Health Services: Homelessness

(asked on 29th November 2017) - View Source

Question to the Department of Health and Social Care:

To ask the Secretary of State for Health, what steps the Government is taking to ensure that homeless people can access NHS services.


Answered by
Jackie Doyle-Price Portrait
Jackie Doyle-Price
This question was answered on 7th December 2017

The Government is committed to ensuring that homeless people can access health services. From April 2018 we will be implementing an ambitious legislative reform, the Homelessness Reduction Act, which received Royal Assent earlier this year. The Act will mean more people getting the help they need earlier, to prevent them from becoming homeless in the first place. The Department is currently considering how best to implement in the healthcare sector the ‘duty to refer’ to housing services that was introduced by this Act.

The homeless healthcare charity, Pathway, has led and developed best practice for health services to help people who are homeless. The Government has supported this project through the Homeless Hospital Discharge Fund. This has supported 52 voluntary sector-led projects to improve discharge arrangements for homeless people, and was positively evaluated by Homeless Link, the national membership charity for organisations working directly with people who become homeless in England.

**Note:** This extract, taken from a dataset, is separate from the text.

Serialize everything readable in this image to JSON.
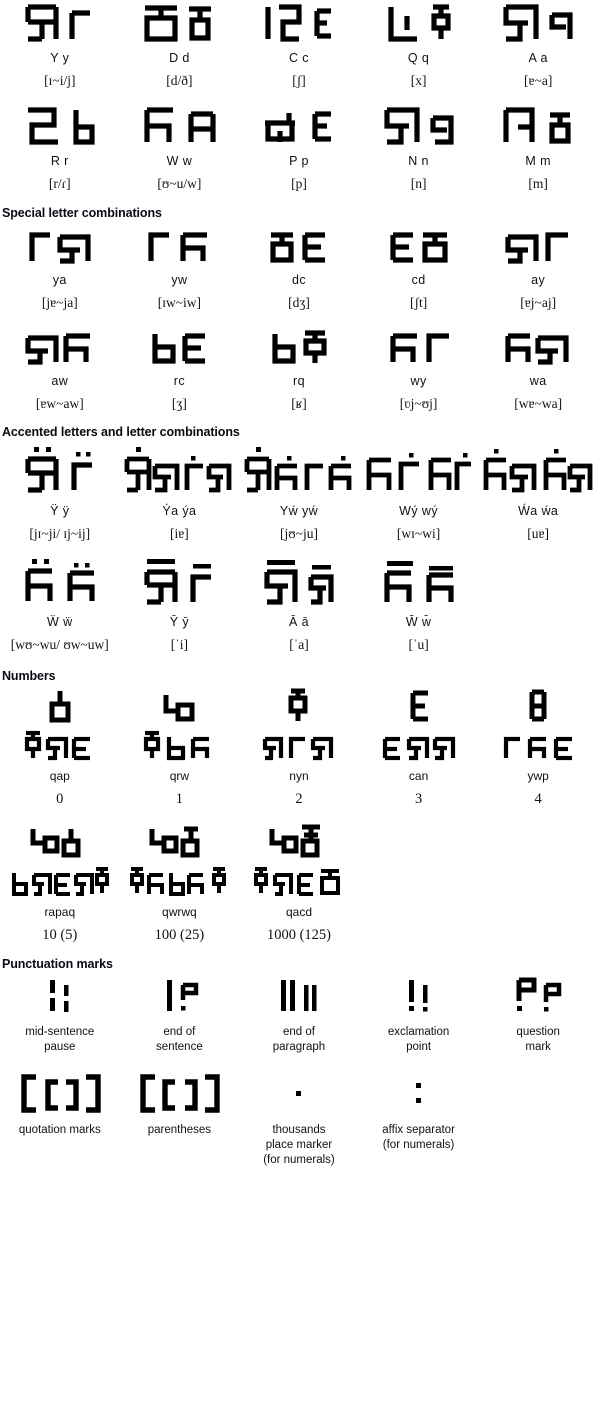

Public Health England provides a resource, `Homes for Health’, that provides a single point of access for policymakers, commissioners and others to wide-ranging authoritative information on data, evaluation, evidence and research relating to homelessness, including people with multiple complex needs. It contains good practice prompts for commissioning for homeless people with drug or alcohol problems.

Homeless people are encouraged to sign up to a general practitioner (GP) service so they can get the treatment they need. Without an address, a GP can accept them by using the GP practice’s own address or an address of a hostel, where appropriate. Training is also available for receptionists and guidance for GPs to help them deliver essential frontline care to the homeless, thus creating a more joined-up workforce.